Doch Belinda Bencic konnte nicht nur im Einzel überzeugen. Auch im Doppel gelang ihr mit Viktorija Golubic der Finaleinzug. Dabei musste sie zwischenzeitlich sogar sechs Spiele in drei Tagen absolvieren. Dass die Ostschweizerin ein solches Pensum abspulen konnte, hatte unter anderem auch mit ihrer Freundschaft zu Golubic zu tun. Die beiden Tennisspielerinnen verstanden sich prächtig und sorgten auch in Interviews immer für lustige Momente.
Am Ende reichte es zwar nur zu Silber, doch das Doppel Bencic/Golubic wird nicht so schnell vergessen werden. «Es war eine mega, mega, mega Woche», bilanziert die 28-jährige Golubic.
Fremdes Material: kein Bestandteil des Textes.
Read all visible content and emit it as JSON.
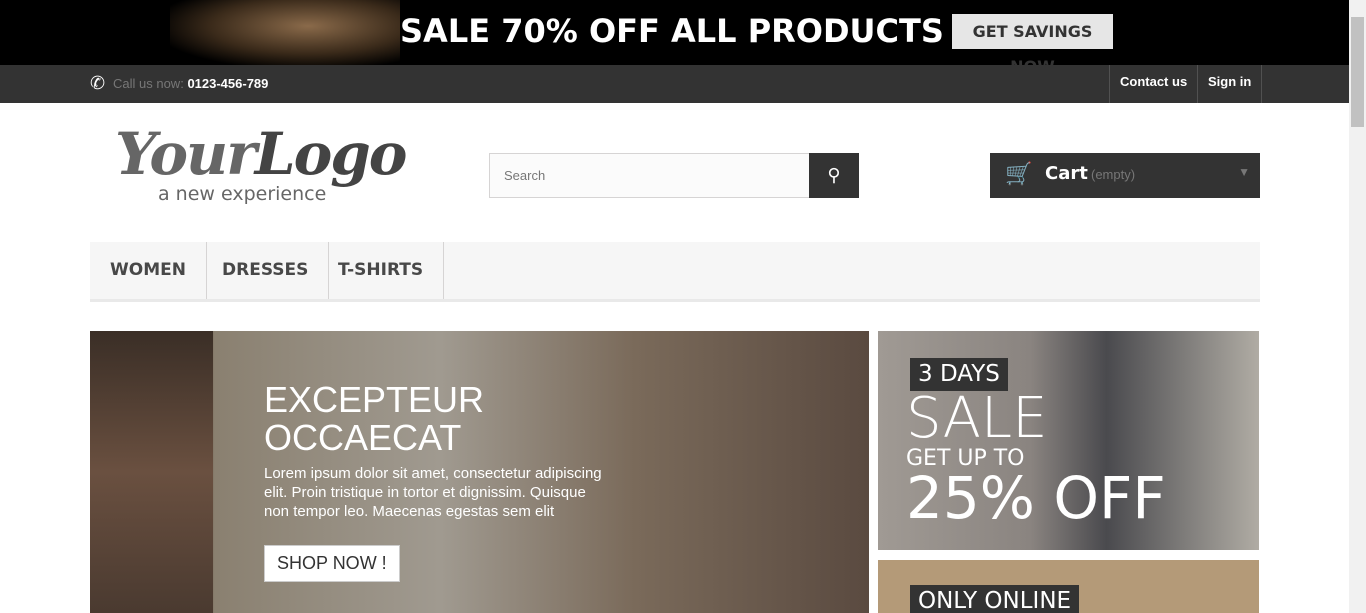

Mutaz Essa Barshim und Gianmarco Tamberi sind gute Freunde. Beide kämpften sich von Verletzungen zurück und übersprangen als einzige 2,37 Meter im Hochsprung bei den Olympischen Spielen. Ein Stechen hätte den Olympiasieger küren sollen. Doch der Katarer fragte einen IOC-Funktionär: «Können wir beide Gold haben?» Dieser antwortete, dass dies möglich sei.
«Lass uns Geschichte schreiben», rief er Tamberi zu. Der Italiener willigte ein und sprang Barshim um den Hals. Es war einer der emotionalsten Momente bei den Olympischen Spielen.
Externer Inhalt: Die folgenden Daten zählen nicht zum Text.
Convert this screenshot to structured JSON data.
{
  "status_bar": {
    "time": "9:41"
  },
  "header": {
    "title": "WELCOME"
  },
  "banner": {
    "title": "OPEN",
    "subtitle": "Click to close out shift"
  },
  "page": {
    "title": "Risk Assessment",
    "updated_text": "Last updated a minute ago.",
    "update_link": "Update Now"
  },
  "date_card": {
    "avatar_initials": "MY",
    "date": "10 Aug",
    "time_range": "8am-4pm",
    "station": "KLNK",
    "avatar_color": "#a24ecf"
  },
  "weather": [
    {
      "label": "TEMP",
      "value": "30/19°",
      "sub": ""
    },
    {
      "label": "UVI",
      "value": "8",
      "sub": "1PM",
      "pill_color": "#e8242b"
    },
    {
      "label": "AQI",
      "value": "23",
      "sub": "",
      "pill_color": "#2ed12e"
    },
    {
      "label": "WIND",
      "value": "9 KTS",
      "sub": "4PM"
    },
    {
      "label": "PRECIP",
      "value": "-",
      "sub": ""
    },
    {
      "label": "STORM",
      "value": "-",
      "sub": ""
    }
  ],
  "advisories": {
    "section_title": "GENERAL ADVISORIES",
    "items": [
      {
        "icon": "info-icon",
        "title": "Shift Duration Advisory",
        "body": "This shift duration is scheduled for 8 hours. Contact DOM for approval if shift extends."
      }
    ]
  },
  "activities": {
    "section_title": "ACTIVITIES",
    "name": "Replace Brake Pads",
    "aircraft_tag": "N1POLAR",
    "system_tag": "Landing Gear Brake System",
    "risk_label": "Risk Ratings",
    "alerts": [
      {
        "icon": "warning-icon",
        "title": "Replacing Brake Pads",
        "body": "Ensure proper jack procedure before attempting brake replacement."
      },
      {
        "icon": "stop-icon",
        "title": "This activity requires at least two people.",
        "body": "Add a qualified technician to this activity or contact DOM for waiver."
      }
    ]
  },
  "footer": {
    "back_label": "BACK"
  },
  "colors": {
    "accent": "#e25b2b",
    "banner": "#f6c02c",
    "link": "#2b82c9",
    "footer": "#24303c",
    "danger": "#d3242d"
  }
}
Bei der Siegerehrung standen sie gemeinsam auf dem obersten Treppchen und hängten sich gegenseitig die Goldmedaillen um.
Die erst 17-jährige Lydia Jacoby überraschte mit ihrem Olympiasieg über 100 Meter Brust. Die Schwimmerin aus Alaska holte sich Gold und liess ihre Mitschüler jubeln.
Eine tragischere Geschichte war jene von Simone Biles. Aufgrund mentaler Probleme zog sie sich aus dem Mannschafts-Mehrkampf im Turnen zurück und sagte auch ihre Teilnahme an vier der fünf Einzelwettbewerbe ab. Einzig am Schwebebalken nahm sie teil.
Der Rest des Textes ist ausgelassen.